But most of the guys I ride with are like me: in their 40s and 50s with jobs and families, long past racing prime. We ride because it is fun, and it feels good to be fit. So why obsess over a few pounds? Because that is the cycling culture--emblematic of our society at large--and it carries its own internal calculus: the amount of guilt is directly proportional to the rise in the quantity and tastiness of the food.
The problem is that our bodies have evolved to crave copious amounts of rich and tasty foods, because historically such foods were valuable and rare. How can we modern humans resist? We shouldn't, at least not entirely, says Barry Glassner, a University of Southern California sociologist and author of the forthcoming book The Gospel of Food: Everything You Think You Know about Food Is Wrong (Ecco). We have wrongly embraced what Glassner calls "the gospel of naught," the view that "the worth of a meal lies principally in what it lacks. The less sugar, salt, fat, calories, carbs, preservatives, additives, or other suspect stuff, the better the meal." The science behind this culinary religion, Glassner says, is close to naught.

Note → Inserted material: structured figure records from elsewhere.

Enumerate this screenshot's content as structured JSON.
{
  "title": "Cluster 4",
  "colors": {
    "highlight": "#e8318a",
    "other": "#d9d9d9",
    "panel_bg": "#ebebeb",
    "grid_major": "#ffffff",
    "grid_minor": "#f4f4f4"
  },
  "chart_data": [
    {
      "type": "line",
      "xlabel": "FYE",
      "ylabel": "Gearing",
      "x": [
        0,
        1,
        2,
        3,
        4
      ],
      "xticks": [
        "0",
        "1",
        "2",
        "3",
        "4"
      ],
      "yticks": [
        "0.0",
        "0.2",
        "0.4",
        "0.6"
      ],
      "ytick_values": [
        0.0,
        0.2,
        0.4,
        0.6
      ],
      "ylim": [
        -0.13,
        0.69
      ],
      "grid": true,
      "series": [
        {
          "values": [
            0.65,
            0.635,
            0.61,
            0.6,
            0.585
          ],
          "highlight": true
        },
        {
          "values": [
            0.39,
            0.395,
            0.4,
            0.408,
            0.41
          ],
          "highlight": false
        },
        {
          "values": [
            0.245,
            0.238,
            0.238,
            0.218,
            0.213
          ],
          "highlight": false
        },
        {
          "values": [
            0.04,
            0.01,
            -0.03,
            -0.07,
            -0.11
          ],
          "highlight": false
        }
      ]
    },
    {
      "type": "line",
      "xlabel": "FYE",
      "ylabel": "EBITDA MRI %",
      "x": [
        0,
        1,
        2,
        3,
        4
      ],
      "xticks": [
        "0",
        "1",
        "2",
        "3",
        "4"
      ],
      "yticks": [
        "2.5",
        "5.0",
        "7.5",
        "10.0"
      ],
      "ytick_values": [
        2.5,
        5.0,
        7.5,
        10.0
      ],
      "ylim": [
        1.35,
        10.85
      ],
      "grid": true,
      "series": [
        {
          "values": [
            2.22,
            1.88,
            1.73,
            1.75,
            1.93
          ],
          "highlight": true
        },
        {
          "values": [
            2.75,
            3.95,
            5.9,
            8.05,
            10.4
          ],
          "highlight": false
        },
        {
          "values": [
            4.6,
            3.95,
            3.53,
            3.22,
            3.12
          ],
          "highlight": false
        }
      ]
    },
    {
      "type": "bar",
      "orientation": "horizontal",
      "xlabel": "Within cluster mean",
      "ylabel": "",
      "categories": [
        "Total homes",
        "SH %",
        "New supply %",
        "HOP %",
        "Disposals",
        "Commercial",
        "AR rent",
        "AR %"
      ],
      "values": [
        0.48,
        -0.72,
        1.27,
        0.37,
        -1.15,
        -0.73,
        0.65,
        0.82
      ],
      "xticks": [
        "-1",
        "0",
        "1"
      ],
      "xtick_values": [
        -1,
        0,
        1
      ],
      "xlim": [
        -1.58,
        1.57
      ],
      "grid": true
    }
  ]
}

When it comes to healthy absorption of nutrients, taste matters. Glassner cites a study in which "Swedish and Thai women were fed a Thai dish that the Swedes found overly spicy. The Thai women, who liked the dish, absorbed more iron from the meal. When the researchers reversed the experiment and served hamburger, potatoes, and beans, the Swedes, who like this food, absorbed more iron. Most telling was a third variation of the experiment, in which both the Swedes and the Thais were given food that was high in nutrients but consisted of a sticky, savorless paste. In this case, neither group absorbed much iron."
"A diet that is harmful to one person may be consumed with impunity by another."

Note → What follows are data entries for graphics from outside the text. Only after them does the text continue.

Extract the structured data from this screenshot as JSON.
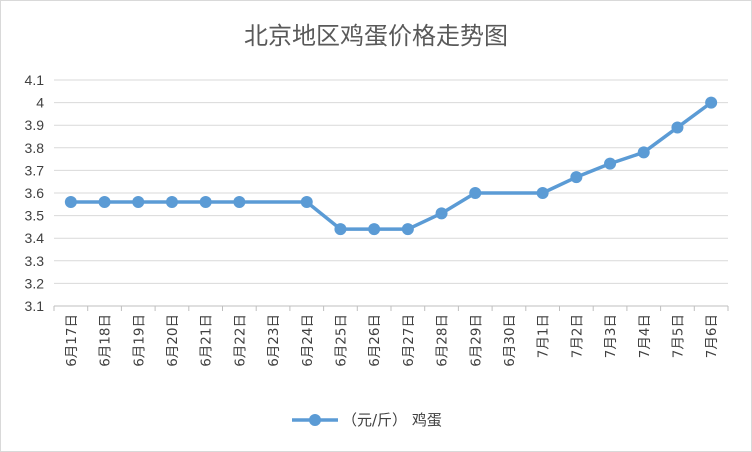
{
  "chart_data": {
    "type": "line",
    "title": "北京地区鸡蛋价格走势图",
    "xlabel": "",
    "ylabel": "",
    "categories": [
      "6月17日",
      "6月18日",
      "6月19日",
      "6月20日",
      "6月21日",
      "6月22日",
      "6月23日",
      "6月24日",
      "6月25日",
      "6月26日",
      "6月27日",
      "6月28日",
      "6月29日",
      "6月30日",
      "7月1日",
      "7月2日",
      "7月3日",
      "7月4日",
      "7月5日",
      "7月6日"
    ],
    "yticks": [
      "3.1",
      "3.2",
      "3.3",
      "3.4",
      "3.5",
      "3.6",
      "3.7",
      "3.8",
      "3.9",
      "4",
      "4.1"
    ],
    "ylim": [
      3.1,
      4.1
    ],
    "series": [
      {
        "name": "（元/斤） 鸡蛋",
        "values": [
          3.56,
          3.56,
          3.56,
          3.56,
          3.56,
          3.56,
          null,
          3.56,
          3.44,
          3.44,
          3.44,
          3.51,
          3.6,
          null,
          3.6,
          3.67,
          3.73,
          3.78,
          3.89,
          4.0
        ],
        "color": "#5b9bd5"
      }
    ],
    "legend": "bottom",
    "grid": true
  }
}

Speaking of iron, Atkins is out and meat is bad, right? Wrong. Glassner notes a study showing that as meat consumption and blood cholesterol levels increased in groups of Greeks, Italians and Japanese, their death rates from heart disease decreased. Of course, many other variables are involved in determining causal relations between diet and health. Glassner cites a study showing a 28 percent decrease in risk of heart attacks among nonsmokers who exercised 30 minutes a day, consumed fish, fiber and folate; they also avoided saturated fats, trans fats and glucose-spiking carbs. According to Harvard University epidemiologist Karin Michels, "It appears more important to increase the number of healthy foods regularly consumed than to reduce the number of less healthy foods regularly consumed."

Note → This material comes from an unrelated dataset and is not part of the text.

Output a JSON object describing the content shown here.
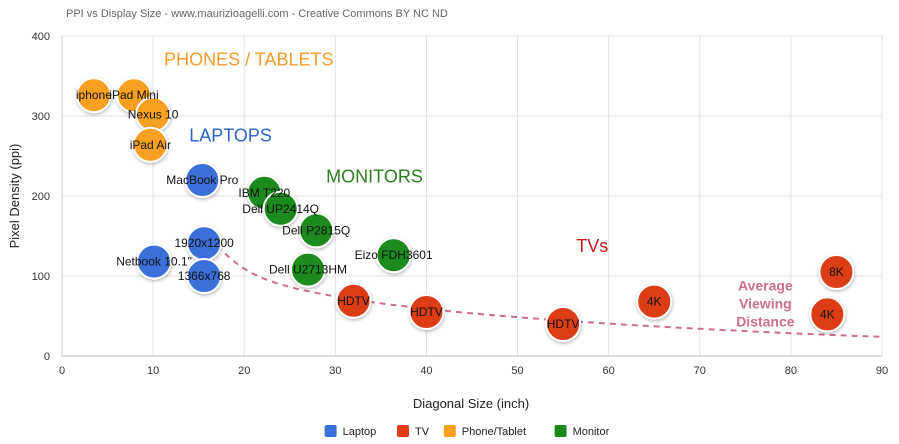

It's more complicated still. Glassner reviews research showing that heart disease, cancer and other illnesses are significantly increased by "viral and bacterial infections, job stress, living in distressed neighborhoods, early deficits such as malnutrition, low birth weight, lack of parental support, and chronic sleep loss during adolescence and adulthood." Another study found that such diseases "are higher in states where participation in civic life is low, racial prejudice is high, or a large gap exists between the incomes of the rich and poor and of women and men."
To clarify this cornucopia of data, Glassner quotes the former editor of the New England Journal of Medicine, Marcia Angell: "Although we would all like to believe that changes in diet or lifestyle can greatly improve our health, the likelihood is that, with a few exceptions such as smoking cessation, many if not most such changes will produce only small effects. And the effects may not be consistent. A diet that is harmful to one person may be consumed with impunity by another."